Boost Mobile now includes taxes and fees in all monthly service plans

Sprint is now including taxes and fees in all its Boost Mobile plans as the operator continues to pursue the competitive prepaid market.

Boost’s plans start at $35 a month for a single line of 3 GB of LTE data or $50 for a single line of “mobile-unlimited data including “mobile-optimized” video, games and music. The service provider is also offering a four-line family plan with unlimited data to users who switch.

Existing Boost customers will see taxes and fees included on their next monthly payments starting tomorrow.

“For everyone who is tired of overpaying thanks to hidden fees on their wireless plans, it’s time to make the switch to Boost Mobile,” Boost CMO Angela Rittgers said in a press release. “The move is another step toward Boost Mobile’s commitment to providing the best value, service and customer experience in prepaid wireless.”

The move also underscores the price war that has heated up in prepaid. MetroPCS and Simple Mobile both sell single lines of unlimited for $50 a month before discounts for autopay, according to Wave7 Research, while Verizon offers a 7 GB plan and Cricket offers an 8 GB plan at the same price. MetroPCS and Cricket, among some other prepaid service providers, cover the cost of taxes and fees in their subscriptions.

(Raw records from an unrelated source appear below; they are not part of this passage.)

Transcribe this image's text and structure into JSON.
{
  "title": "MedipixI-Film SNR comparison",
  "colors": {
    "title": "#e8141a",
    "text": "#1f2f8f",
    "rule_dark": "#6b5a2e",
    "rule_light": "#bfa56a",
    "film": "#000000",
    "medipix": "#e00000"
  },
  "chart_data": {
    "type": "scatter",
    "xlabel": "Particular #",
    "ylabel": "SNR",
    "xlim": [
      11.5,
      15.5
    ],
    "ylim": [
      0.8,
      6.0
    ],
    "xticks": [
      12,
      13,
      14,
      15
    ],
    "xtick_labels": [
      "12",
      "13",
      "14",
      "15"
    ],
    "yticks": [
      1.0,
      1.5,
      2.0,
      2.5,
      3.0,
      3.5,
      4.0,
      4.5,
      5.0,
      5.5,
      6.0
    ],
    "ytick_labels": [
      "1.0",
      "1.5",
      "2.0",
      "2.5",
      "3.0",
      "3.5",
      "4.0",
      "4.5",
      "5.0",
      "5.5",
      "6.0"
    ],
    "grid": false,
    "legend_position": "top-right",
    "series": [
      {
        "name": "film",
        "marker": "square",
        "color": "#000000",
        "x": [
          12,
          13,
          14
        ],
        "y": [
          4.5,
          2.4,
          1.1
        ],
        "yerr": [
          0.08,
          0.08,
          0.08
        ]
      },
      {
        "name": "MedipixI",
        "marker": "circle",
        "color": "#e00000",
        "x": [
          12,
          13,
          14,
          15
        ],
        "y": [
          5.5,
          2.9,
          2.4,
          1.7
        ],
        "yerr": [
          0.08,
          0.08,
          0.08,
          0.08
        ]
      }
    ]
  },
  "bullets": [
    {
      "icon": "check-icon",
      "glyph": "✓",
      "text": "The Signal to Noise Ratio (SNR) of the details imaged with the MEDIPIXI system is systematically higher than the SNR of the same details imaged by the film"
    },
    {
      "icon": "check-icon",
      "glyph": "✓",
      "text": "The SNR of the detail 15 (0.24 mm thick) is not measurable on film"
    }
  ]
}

Sprint appears to be regaining some lost ground in a prepaid market that has grown extremely competitive over the last two years. Sprint relaunched its Virgin Mobile prepaid brand in June as an all-iPhone service in a move that BayStreet Research said could generate 100,000 to 300,000 in iPhone sales, and two weeks ago it began offering a year of unlimited service for $1 to users who activate their own iPhones through Virgin.

Sprint also replaced its “Sprint Prepaid” brand with a new “Sprint Forward” prepaid brand in a few months ago, offering customers the ability to obtain device financing without passing a credit check once they make 12 consecutive, on-time payments.

In May, Sprint introduced the “Project Switch” campaign for Boost Mobile in an effort to illustrate the ease with which customers can move to the brand from other providers. Sprint is pushing the campaign with TV ads starting today in markets including New York, Los Angeles, Dallas and Miami, and it said it plans to open more than 1,000 new Boost stores by the end of the year.

Sprint added 35,000 net prepaid customers in the second quarter of 2017, marking its second straight quarter of net prepaid gains after seeing two years of customer losses in the segment. Its latest initiatives may help it continue to gain market share, but just how well it can monetize those customers remains to be seen.